A) Schematic of experimental design and flow cytometry quantification of the frequency and number of preexisting (double positive: Tomato⁺GFP⁺) and newly induced (single positive: GFP⁺Tomato⁻) Treg cells in day 5 wounds (n=3 in each experiment). Representative flow cytometry plots and pooled quantifications from two independent experiments are shown. B to D) IF images and quantification of re-epithelization (B), flow cytometry quantifications of the Treg cells (C) and neutrophils (D) in the Day5 wounds from skins of Rag2^−/− mice that were reconstituted with Foxp3^GFP control or Foxp3^ΔCNS1-GFP bone marrow. Scale bar: 100 μm. Representative images and pooled quantifications from two independent experiments are shown. E to G) Image quantification of re-epithelization (E) and flow cytometry quantifications of the Treg cells (F) and neutrophils (G) in the Day5 wounds from skins of WT or Cd80^−/− mice that were reconstituted with Foxp3^GFP control or Foxp3^ΔCNS1-GFP bone marrow. Each symbol is an individual animal. Pooled data from two independent experiments are shown. H) Flow cytometry quantifications of Ki67⁺ Treg cells in Day5 wounds from skins of control or Epi^ΔCd80 mice (in vivo) or after co-culturing the GFP⁺ Treg cells with WT or Cd80^−/− HFSCs for three days. I to K) Flow cytometry quantification of Foxp3 induction in CD4 T cell after: I) naïve CD4 T cells from OT II mice are co-cultured with WT, Cd80^−/−, or MHCII ^−/− HFSCs that are pre-loaded with OVA protein or OVA peptides in the presence of IL2 and TGFβ; J) CD4+ GFP^neg CD44^Hi CD62L^Low T cells are isolated from wound draining lymph nodes in Foxp3-GFP mice and co-cultured with WT or Cd80^−/− HFSCs in the presence of IL2 and TGFβ; K) naïve CD4 T cells are activated with anti-CD3/CD28 for three days, followed by co-culturing with WT or Cd80^−/− HFSCs and TGFβ is only added together with HFSCs. Representative data from one of the three independent experiments are shown. two-way ANOVA with the Bonferroni correction for A-G, unpaired t test for H to K. **** p<0.0001 *** p<0.001, ** p<0.01, * p<0.05. See also Figure S4 and S5.

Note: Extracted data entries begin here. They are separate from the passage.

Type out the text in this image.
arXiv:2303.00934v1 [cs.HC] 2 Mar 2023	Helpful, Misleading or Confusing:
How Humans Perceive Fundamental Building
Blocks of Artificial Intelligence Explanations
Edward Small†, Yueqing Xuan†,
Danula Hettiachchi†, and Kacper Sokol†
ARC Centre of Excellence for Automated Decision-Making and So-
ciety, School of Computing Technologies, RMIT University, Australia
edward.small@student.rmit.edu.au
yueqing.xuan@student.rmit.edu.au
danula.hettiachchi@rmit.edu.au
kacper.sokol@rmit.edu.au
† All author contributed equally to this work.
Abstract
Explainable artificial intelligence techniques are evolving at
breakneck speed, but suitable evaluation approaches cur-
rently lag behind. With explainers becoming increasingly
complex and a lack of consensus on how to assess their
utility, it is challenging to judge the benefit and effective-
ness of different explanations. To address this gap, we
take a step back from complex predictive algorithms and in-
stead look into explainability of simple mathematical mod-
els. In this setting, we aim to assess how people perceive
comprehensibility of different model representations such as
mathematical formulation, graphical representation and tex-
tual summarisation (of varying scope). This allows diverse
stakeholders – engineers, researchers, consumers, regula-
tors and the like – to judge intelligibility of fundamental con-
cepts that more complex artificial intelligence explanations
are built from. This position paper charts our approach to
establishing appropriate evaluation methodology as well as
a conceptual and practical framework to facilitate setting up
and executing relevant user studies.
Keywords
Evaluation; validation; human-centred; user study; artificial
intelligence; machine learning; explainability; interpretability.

Figure 7:. Skin stem cells balance inflammation and Treg-mediated immune tolerance during wound repair

A) UMAP plot showing that Cxcl5 is specifically activated in the Integrin α5⁺ epithelial stem cells (see Figure 1D) that have migrated into the wound. B) ATAC-seq peak showing the accessibility status of the Cxcl5 locus in lineage traced epithelial stem cells sorted from unwounded or D3 post-wounded Sox9-lineage traced epithelial stem cells. C) qPCR quantifications of Cxcl5 expression in mobilized HFSCs, macrophages (MAC)/dendritic cells (DC), and neutrophils (Neu)/monocytes (Mo) isolated from Day1 wounds. D) qPCR quantifications of Cxcl5 expression in Integrin α5⁺ epithelial stem cells isolated from Day4 wounds of WT or Epi^ΔCd80 mice. E) Images and quantification of K14⁺ epithelium (green) and RNAScope probing the transcript of Cxcl5 (red) in wounds from skins of Rag2^−/− mice reconstituted with Foxp3^GFP control or Foxp3^ΔCNS1-GFP bone marrow. Each symbol represents a technical replicate. Representative images and pooled quantification from two independent experiments are shown. Scale bar: 100 μm. F and G) Flow cytometry quantifications of IL17 production in (F) TCRβ⁺CD4⁺ T cells or (G) TCRβ-TCRγδ⁺ T cells in Day 4 wounds from skin of WT or Cd80^−/− mice receiving WT bone marrow. Each symbol represents an individual animal. Pooled quantifications from two independent experiments are shown. H and I) Schematic, IF images and quantification showing re-epithelization process and differentiation after control or CXCL5 Ab treatment of Cd80^−/− mice reconstituted with WT bone marrow. Each symbol represents a technical replicate. Representative images and pooled quantifications from one of the two independent experiments are shown. Unpaired t-test, **** p<0.0001 *** p<0.001, ** p<0.01, * p<0.05. Scale bar: 100 μm.